Sante Scaldaferri conhece plenamente o seu mundo. Populosas cidades e paragens desertas e áridas, de vegetação xerófila e calor excessivo viram-no passar, jovem e apaixonado, com a febre do saber e o impulso da emulação artística. Aventuras dramáticas converteram o seu traçado lírico em concisa rudeza e suas figuras estão submetidas a uma profunda flagelação psicológica, adquirindo aspectos estranhos, animalizando-se e sempre transfiguradas, estilizadas segundo o caráter original e anônimo da nossa escultura popular tradicional, o ex-voto, símbolo da fé, emblema místico do povo nordestino. A substância do volume de figuras grotescas e brutais e a cor triste dos tempos contemporâneos são a visão comovida de um artista ligado às ressonâncias profundas do país.
Sante Scaldaferri sente arder em suas veias o sangue da pintura.
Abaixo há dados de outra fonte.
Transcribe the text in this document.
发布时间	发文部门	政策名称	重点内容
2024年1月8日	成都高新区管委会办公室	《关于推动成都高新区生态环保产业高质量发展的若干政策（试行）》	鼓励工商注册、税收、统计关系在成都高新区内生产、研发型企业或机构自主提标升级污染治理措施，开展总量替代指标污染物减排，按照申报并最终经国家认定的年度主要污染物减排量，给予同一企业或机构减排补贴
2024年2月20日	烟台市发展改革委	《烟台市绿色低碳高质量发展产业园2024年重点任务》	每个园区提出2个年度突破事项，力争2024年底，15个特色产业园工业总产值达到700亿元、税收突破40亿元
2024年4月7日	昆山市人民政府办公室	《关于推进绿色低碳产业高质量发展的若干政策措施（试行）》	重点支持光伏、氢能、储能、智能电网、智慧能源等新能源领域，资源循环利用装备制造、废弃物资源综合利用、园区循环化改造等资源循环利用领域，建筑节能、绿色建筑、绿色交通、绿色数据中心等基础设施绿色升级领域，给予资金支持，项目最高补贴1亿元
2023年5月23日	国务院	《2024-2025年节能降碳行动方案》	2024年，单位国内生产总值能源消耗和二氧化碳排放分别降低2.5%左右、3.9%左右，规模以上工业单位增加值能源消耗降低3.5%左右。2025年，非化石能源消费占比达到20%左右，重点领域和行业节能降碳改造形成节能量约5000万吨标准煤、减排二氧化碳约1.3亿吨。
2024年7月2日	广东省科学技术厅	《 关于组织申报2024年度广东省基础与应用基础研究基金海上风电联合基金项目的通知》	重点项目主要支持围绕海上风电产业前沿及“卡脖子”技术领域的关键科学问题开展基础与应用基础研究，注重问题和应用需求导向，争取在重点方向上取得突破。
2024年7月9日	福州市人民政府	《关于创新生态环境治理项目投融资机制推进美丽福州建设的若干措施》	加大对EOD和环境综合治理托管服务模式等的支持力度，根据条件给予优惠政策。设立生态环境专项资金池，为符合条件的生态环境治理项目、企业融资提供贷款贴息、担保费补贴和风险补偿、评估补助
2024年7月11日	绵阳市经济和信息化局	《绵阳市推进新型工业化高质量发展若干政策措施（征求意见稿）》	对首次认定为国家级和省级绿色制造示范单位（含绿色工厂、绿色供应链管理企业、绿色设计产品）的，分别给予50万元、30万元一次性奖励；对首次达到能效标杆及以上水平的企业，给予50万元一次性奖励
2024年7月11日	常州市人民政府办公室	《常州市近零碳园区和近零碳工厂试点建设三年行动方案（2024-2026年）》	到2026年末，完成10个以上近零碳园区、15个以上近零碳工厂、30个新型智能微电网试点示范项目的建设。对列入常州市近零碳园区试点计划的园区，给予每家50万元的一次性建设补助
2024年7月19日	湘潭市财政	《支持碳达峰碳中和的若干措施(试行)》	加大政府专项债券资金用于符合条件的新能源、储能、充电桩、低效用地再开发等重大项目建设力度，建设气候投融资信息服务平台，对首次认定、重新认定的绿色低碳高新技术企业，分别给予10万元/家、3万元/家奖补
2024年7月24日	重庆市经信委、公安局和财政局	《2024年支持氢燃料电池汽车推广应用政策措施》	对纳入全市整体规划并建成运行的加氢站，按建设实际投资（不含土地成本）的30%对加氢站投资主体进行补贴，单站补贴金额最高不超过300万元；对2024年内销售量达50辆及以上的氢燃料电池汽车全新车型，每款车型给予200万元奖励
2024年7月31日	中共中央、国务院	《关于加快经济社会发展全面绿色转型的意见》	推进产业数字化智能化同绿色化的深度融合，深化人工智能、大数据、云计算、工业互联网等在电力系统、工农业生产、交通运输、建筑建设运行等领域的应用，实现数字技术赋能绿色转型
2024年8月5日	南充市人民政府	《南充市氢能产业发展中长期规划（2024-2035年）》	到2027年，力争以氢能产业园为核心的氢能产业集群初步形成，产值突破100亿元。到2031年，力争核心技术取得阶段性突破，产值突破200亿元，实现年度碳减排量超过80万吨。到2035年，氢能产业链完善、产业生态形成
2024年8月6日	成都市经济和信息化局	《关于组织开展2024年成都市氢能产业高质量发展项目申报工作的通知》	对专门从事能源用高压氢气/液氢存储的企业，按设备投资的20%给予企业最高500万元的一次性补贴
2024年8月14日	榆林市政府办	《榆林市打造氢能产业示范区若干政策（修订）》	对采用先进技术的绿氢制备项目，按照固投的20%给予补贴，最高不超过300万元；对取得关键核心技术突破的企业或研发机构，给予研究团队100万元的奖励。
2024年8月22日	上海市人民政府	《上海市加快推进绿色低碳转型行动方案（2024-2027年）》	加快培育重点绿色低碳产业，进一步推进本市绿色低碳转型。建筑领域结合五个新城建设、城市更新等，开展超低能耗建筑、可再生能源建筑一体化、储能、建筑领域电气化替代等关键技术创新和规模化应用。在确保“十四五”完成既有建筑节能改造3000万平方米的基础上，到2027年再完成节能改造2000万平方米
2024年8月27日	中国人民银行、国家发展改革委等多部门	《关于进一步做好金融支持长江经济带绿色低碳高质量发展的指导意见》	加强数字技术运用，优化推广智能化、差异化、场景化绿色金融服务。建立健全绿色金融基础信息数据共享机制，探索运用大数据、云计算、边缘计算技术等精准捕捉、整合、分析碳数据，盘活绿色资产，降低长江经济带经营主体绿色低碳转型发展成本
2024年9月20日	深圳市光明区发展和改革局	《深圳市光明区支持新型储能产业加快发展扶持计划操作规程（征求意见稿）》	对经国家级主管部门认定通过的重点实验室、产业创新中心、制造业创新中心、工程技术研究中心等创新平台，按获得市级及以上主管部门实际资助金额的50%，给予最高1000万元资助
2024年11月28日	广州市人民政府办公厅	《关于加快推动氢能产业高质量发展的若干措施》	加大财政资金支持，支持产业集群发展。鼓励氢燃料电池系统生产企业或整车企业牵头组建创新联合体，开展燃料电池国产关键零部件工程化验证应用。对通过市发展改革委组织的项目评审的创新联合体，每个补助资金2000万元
Sua visão exalta-se e o seu universo ó o Nordeste na carga mítica e simbólica, na essencialidade narrativa e alegorizante de sua pintura íntegra e sensível na percepção, assimilação e convocação de símbolos. A transfiguração simbólica, leitura sígnica de um mundo ríspido, transtornado em sua ecologia e sugocado em seus recursos econômicos pela herança trágica do latifúndio e pelo sectarismo tradicional da mentalidade feudalista do brasil, triste trópico onde uma humanidade flagelada e dilacerada até o mais fundo do ser percorre os duros caminhos da desgraça e da fome, marcha dramática e pré-revolucionária do Terceiro Mundo.
Ambiente heróico de retirantes e cangaceiros, de legendários beatos e cantadores, de poetas repentistas e mulheres rendeiras, o Nordeste, telúrico e metafísico, vasto e unificado pelo infortúnio, pela experiência de clandestinidade e de miséria, pela vivencialidade mística e mítica de um povo numeroso e íntegro no caráter e na tradição de um estilo de vida. Gente nômade, criaturas lúdicas, sensíveis e profundas no amor à poesia e à música, à cerâmica e à xilogravura, no ato de amar, no modo de levantar armas ou na forma de dar-se ao prazer da dança. Gilberto Freyre, o grande e profundo analista da cultura nordestina, diz que ”foi justamente essa civilização nordestina do açúcar – talvez a mais patológica, socialmente falando, de quantas floresceram no Brasil – que enriqueceu de elementos mais característicos a cultura brasileira”. Esse estilo vital nordestino, que através da obra monumental de Gilberto Freyre atraiu o interesse de um dos mais notáveis pensadores do século, Ortega y Gasset, e até apaixonou grandes escritores, como Roger Caillois, na França, desenvolve-se constantemente como processo de nordestização da vida cultural e da criatividade na Brasil. Considerando-se psicologicamente, o Nordeste responde pela melhor qualidade do produto de cultura brasileiro, tal o seu poder avassalador em outras áreas do país, influenciando a música de um Villa-Lobos, o romance de um Guimarães Rosa ou a pintura de Portinari, Pancetti e Djanira. O Brasil continua colonial, o Nordeste é que é o verdadeiro país, pátria dos nossos maiores poetas e escritores e de artistas plásticos importantes e influentes, como os pioneiros do nosso modernismo, Vicente do Rego Monteiro e Cícero Dias, anteriores à semana de 1922.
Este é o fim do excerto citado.